Gogol wakes up late one morning alone in bed—Moushumi is away at a conference for the weekend, and the heat has malfunctioned, leaving their apartment freezing cold. He tries to work from home, but decides to go in to the office, leaving her a note. Alone at work, he glances at his desk, where the calendar reminds him that this Friday will be the fourth anniversary of his father’s death. Alongside it are photos of his family and of Moushumi.
This chapter switches back to following Gogol’s path, but now the reader knows what he doesn’t – that his wife is having an affair. This creates a sense of suspense, as we foresee the pain of that discovery and contrast it with the normalcy of his current actions. The fact that Gogol measures time relative to his father’s death shows us just how impactful it was.

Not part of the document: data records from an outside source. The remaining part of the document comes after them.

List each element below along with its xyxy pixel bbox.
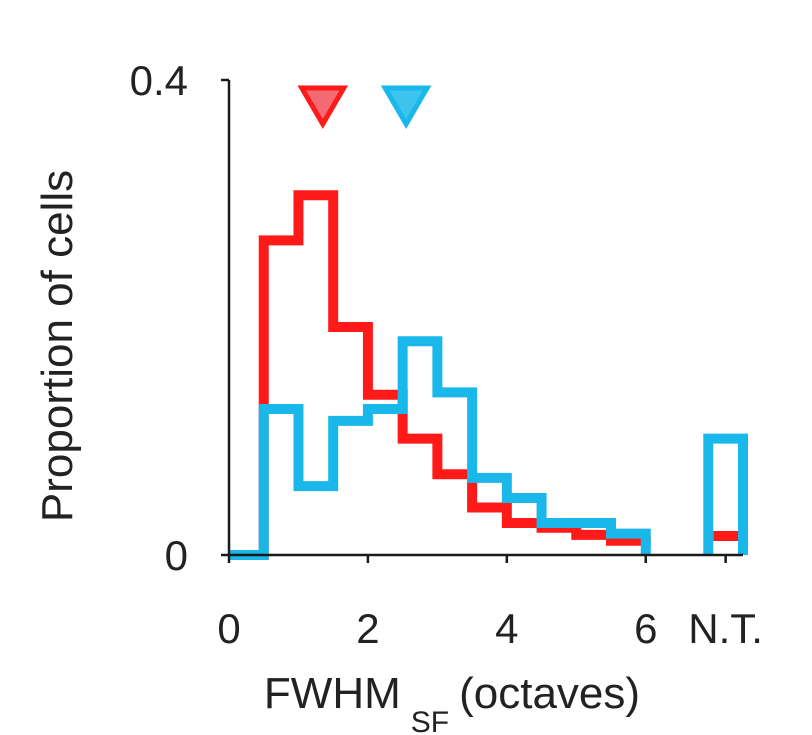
- y-axis-label: Proportion of cells: [33, 170, 82, 522]
- x-tick-label: 0: [217, 605, 240, 652]
- tick-layer: 0 2 4 6 N.T. 0 0.4: [130, 57, 763, 652]
- median-markers: [297, 85, 432, 129]
- x-tick-label: 4: [495, 605, 518, 652]
- x-axis-label-suffix: (octaves): [459, 669, 640, 718]
- axes: [227, 80, 743, 557]
- series-blue-nt-bar: [703, 433, 748, 555]
- y-tick-label: 0.4: [130, 57, 188, 104]
- y-tick-label: 0: [165, 532, 188, 579]
- x-tick-label: N.T.: [688, 605, 763, 652]
- median-marker-red: [297, 85, 349, 129]
- series-red-histogram: [229, 190, 651, 560]
- median-marker-blue: [380, 85, 432, 129]
- series-blue-histogram: [229, 336, 651, 560]
- x-axis-label-main: FWHM: [264, 669, 401, 718]
- x-axis-label: FWHM SF (octaves): [264, 669, 640, 735]
- series-layer: [229, 190, 748, 560]
- x-tick-label: 2: [356, 605, 379, 652]
- x-tick-label: 6: [634, 605, 657, 652]
- x-axis-label-subscript: SF: [411, 706, 449, 735]
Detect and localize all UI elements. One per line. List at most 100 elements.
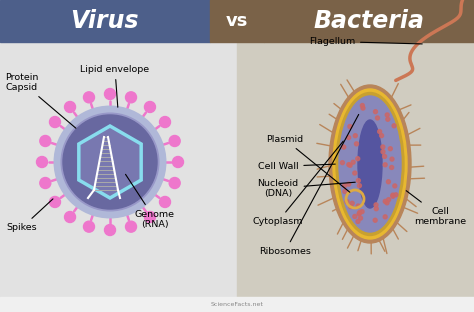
Circle shape <box>64 101 75 113</box>
Circle shape <box>342 145 346 149</box>
Circle shape <box>351 160 355 164</box>
Circle shape <box>169 135 180 147</box>
Circle shape <box>386 117 390 121</box>
Text: Genome
(RNA): Genome (RNA) <box>126 174 175 229</box>
Circle shape <box>385 201 389 205</box>
Circle shape <box>381 145 385 149</box>
Circle shape <box>340 161 345 165</box>
Circle shape <box>145 101 155 113</box>
Text: Lipid envelope: Lipid envelope <box>81 65 150 107</box>
Circle shape <box>350 201 354 205</box>
Circle shape <box>390 165 394 169</box>
Circle shape <box>49 116 61 128</box>
Ellipse shape <box>336 92 404 236</box>
Circle shape <box>83 221 94 232</box>
Text: Cell Wall: Cell Wall <box>258 162 335 171</box>
Circle shape <box>145 212 155 222</box>
Text: Virus: Virus <box>71 9 139 33</box>
Text: Cytoplasm: Cytoplasm <box>253 141 343 226</box>
Text: vs: vs <box>226 12 248 30</box>
Circle shape <box>374 110 377 114</box>
Circle shape <box>380 134 383 138</box>
Circle shape <box>343 184 346 188</box>
Circle shape <box>357 184 361 188</box>
Circle shape <box>353 214 357 218</box>
Circle shape <box>383 215 387 219</box>
Bar <box>210 0 264 42</box>
Circle shape <box>373 218 377 222</box>
Circle shape <box>160 116 171 128</box>
Text: Flagellum: Flagellum <box>309 37 422 46</box>
Circle shape <box>375 116 380 120</box>
Text: Plasmid: Plasmid <box>266 135 350 192</box>
Circle shape <box>391 193 395 197</box>
Circle shape <box>169 178 180 188</box>
Circle shape <box>378 129 382 134</box>
Circle shape <box>63 115 157 209</box>
Circle shape <box>343 189 347 193</box>
Circle shape <box>160 197 171 207</box>
Text: Spikes: Spikes <box>7 199 53 232</box>
Bar <box>0 42 237 297</box>
Circle shape <box>36 157 47 168</box>
Circle shape <box>346 182 351 186</box>
Circle shape <box>40 135 51 147</box>
Bar <box>264 0 474 42</box>
Circle shape <box>345 200 349 204</box>
Circle shape <box>104 89 116 100</box>
Bar <box>0 297 474 312</box>
Circle shape <box>383 154 387 158</box>
Ellipse shape <box>329 85 411 243</box>
Text: Cell
membrane: Cell membrane <box>406 191 466 226</box>
Circle shape <box>173 157 183 168</box>
Circle shape <box>83 92 94 103</box>
Text: Ribosomes: Ribosomes <box>259 115 359 256</box>
Circle shape <box>385 113 389 117</box>
Circle shape <box>358 216 363 220</box>
Bar <box>237 42 474 297</box>
Bar <box>0 0 210 42</box>
Circle shape <box>386 180 391 184</box>
Text: ScienceFacts.net: ScienceFacts.net <box>210 303 264 308</box>
Circle shape <box>374 207 378 211</box>
Circle shape <box>390 157 394 161</box>
Circle shape <box>356 219 360 223</box>
Text: Bacteria: Bacteria <box>313 9 425 33</box>
Circle shape <box>126 221 137 232</box>
Circle shape <box>356 204 360 208</box>
Circle shape <box>383 163 387 167</box>
Circle shape <box>391 194 395 198</box>
Ellipse shape <box>339 96 401 232</box>
Circle shape <box>358 210 362 214</box>
Circle shape <box>57 109 163 215</box>
Ellipse shape <box>333 89 407 239</box>
Circle shape <box>356 157 360 161</box>
Circle shape <box>387 198 391 202</box>
Text: Nucleoid
(DNA): Nucleoid (DNA) <box>257 178 355 198</box>
Circle shape <box>393 184 397 188</box>
Circle shape <box>394 193 398 197</box>
Circle shape <box>357 212 361 216</box>
Circle shape <box>64 212 75 222</box>
Circle shape <box>360 210 364 214</box>
Circle shape <box>388 147 392 151</box>
Circle shape <box>353 171 357 175</box>
Circle shape <box>360 104 365 108</box>
Circle shape <box>356 178 360 183</box>
Circle shape <box>347 163 351 167</box>
Circle shape <box>353 134 357 138</box>
Circle shape <box>348 124 352 129</box>
Circle shape <box>361 106 365 110</box>
Ellipse shape <box>358 120 382 208</box>
Circle shape <box>381 150 385 154</box>
Circle shape <box>392 124 396 128</box>
Circle shape <box>383 199 387 203</box>
Polygon shape <box>79 126 141 198</box>
Circle shape <box>346 135 351 139</box>
Circle shape <box>104 225 116 236</box>
Circle shape <box>355 142 358 146</box>
Text: Protein
Capsid: Protein Capsid <box>5 73 76 128</box>
Circle shape <box>49 197 61 207</box>
Circle shape <box>349 205 353 209</box>
Circle shape <box>374 203 378 207</box>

As he works, he thinks of Thanksgiving dinner the week before. Gogol and Moushumi had cooked in their apartment, and her parents, Ashima, Sonia, and Sonia’s boyfriend Ben joined them, all speaking in English for Ben’s sake. Seeing Sonia and Ben, happy and in love, amplifies questions he has been asking himself recently about Moushumi’s happiness with their marriage. Gogol is dreading Christmas, a fact that he thinks make him finally an adult. He doesn’t know what to buy for his wife.
The suspense continues – we learn that Gogol has begun to question Moushumi’s happiness, but doesn’t suspect her affair. Their Thanksgiving in New York is particularly heartbreaking, since it shows that Gogol believes he has managed to form what he thinks is a stable home, a place that fuses his family and Indian heritage with the American lifestyle he grew up with. On a basic level, however, there is a disconnect between him and Moushumi, as illustrated by his puzzling over her Christmas present.
Inspired by the idea of planning a trip to Italy, Gogol buys Moushumi a guidebook and begins to walk home, frightened momentarily by a flock of pigeons that seem strangely out of place in the trees of a park. He buys some of her favorite food and walks home. The doorman tells him with a smile that his wife has just returned, and Gogol’s heart swells at the thought of her. He hides the book in the pocket of his jacket and calls the elevator.
The guidebook, a promise of a brighter future, cheers Gogol’s spirits – although the uncanny sight of pigeons in a tree (instead of on the ground or a roof) is disconcerting to him: especially his realization that seeing birds in a tree is disconcerting in the first place. This is an image of identity confusion that resonates with Gogol’s long struggle to find where he belongs. Again, Lahiri builds suspense for when the affair will become known.